I also get a class cast exception

java.lang.ClassCastException: scala.collection.mutable.WrappedArray$ofRef cannot be cast to [Ljava.lang.String;

which is probably do to the 'println', but also probably means that I'm not getting the 2nd element of the 'price' structure.

Help?

rlgarris · ‎10-23-2015

Hi Schnee -

In this case I would use the explode operator in Dataframes.

With explode you can take an array and apply an operation on all elements in the array.

cfregly · ‎10-23-2015

@schnee

Here's an example: https://forums.databricks.com/questions/893/how-do-i-explode-a-dataframe-column-containing-a-c.html

schnee1 · ‎10-23-2015

thanks @cfregly. I think I must need a lot more remedial learning on Scala.

The reference you provided works great, but when I try to translate it into my problem via:

val dfExploded = df.explode(df("price")) { case Row(pr: Array[Row]) => pr.map(pr => Price(pr(0).asInstanceOf[String], pr(1).asInstanceOf[String]) ) }

dfExploded.show()

I wind up with exceptions.

cfregly · ‎10-23-2015

@schnee

ha! nah, this is an unnecessarily verbose and complex way of doing a fairly common transformation.

it would be nice to have a df.explodeArray() method.

anyway, what type of exceptions are you seeing?

schnee1 · ‎10-24-2015

I wound up getting past it with something like:

val assembler = new VectorAssembler() .setInputCols(Array("f1", "f2")) .setOutputCol("features")

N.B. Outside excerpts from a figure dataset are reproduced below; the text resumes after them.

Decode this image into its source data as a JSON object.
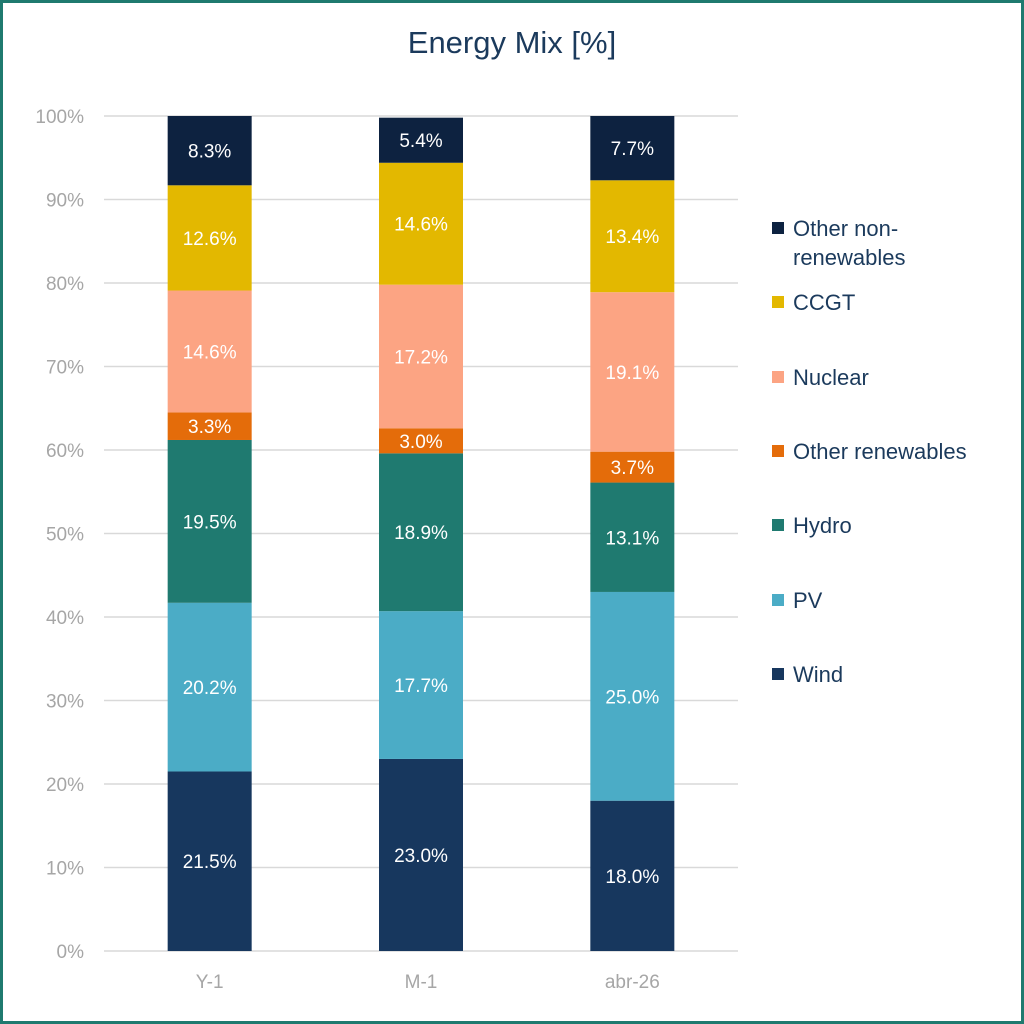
{
  "chart_data": {
    "type": "bar",
    "stacked": true,
    "title": "Energy Mix [%]",
    "categories": [
      "Y-1",
      "M-1",
      "abr-26"
    ],
    "y_ticks": [
      "0%",
      "10%",
      "20%",
      "30%",
      "40%",
      "50%",
      "60%",
      "70%",
      "80%",
      "90%",
      "100%"
    ],
    "ylim": [
      0,
      100
    ],
    "grid": true,
    "legend_position": "right",
    "series": [
      {
        "name": "Wind",
        "color": "#17375e",
        "text_color": "#ffffff",
        "values": [
          21.5,
          23.0,
          18.0
        ],
        "labels": [
          "21.5%",
          "23.0%",
          "18.0%"
        ]
      },
      {
        "name": "PV",
        "color": "#4bacc6",
        "text_color": "#ffffff",
        "values": [
          20.2,
          17.7,
          25.0
        ],
        "labels": [
          "20.2%",
          "17.7%",
          "25.0%"
        ]
      },
      {
        "name": "Hydro",
        "color": "#1f7a70",
        "text_color": "#ffffff",
        "values": [
          19.5,
          18.9,
          13.1
        ],
        "labels": [
          "19.5%",
          "18.9%",
          "13.1%"
        ]
      },
      {
        "name": "Other renewables",
        "color": "#e46c0a",
        "text_color": "#ffffff",
        "values": [
          3.3,
          3.0,
          3.7
        ],
        "labels": [
          "3.3%",
          "3.0%",
          "3.7%"
        ]
      },
      {
        "name": "Nuclear",
        "color": "#fca483",
        "text_color": "#ffffff",
        "values": [
          14.6,
          17.2,
          19.1
        ],
        "labels": [
          "14.6%",
          "17.2%",
          "19.1%"
        ]
      },
      {
        "name": "CCGT",
        "color": "#e3b800",
        "text_color": "#ffffff",
        "values": [
          12.6,
          14.6,
          13.4
        ],
        "labels": [
          "12.6%",
          "14.6%",
          "13.4%"
        ]
      },
      {
        "name": "Other non-renewables",
        "color": "#0d2240",
        "text_color": "#ffffff",
        "values": [
          8.3,
          5.4,
          7.7
        ],
        "labels": [
          "8.3%",
          "5.4%",
          "7.7%"
        ]
      }
    ]
  },
  "legend": {
    "items": [
      "Other non-\nrenewables",
      "CCGT",
      "Nuclear",
      "Other renewables",
      "Hydro",
      "PV",
      "Wind"
    ]
  }
}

val labeled = assembler.transform(df) .select($"price".getItem(1).cast("double"), $"features") .map{case Row(price: Double, features: Vector) => LabeledPoint(price, features)}

which is seems much less verbose (h/t stackoverflow) and directly "promotes" the struct's elements to where I need them.

I also wound up getting past the exceptions (the were, IIRC, match exceptions).

Thanks for the lean-in.

schnee1 · ‎10-24-2015

For a bit more detail, this sort of worked:

val dfExploded = df.explode(df("price")) { case Row(pr: WrappedArray[String]) => pr.map(pr => Price(pr(0).toString, pr(1).toString) ) }

dfExploded.show()

(I had to use "WrappedArray" instead of "Array" to get past the exceptions)

but the output had some problems (char limits in this forum are forcing be to be terse)

yuga · ‎06-24-2016

@schnee

It is clear from the exception that row.get(2) is of WrappedArray object. It is because Array is DataType of ArrayType. All ArrayType objects are stored as WrappedArray[Any]. So, to retrieve price, do row.get(2).asInstanceOf[Array[String]].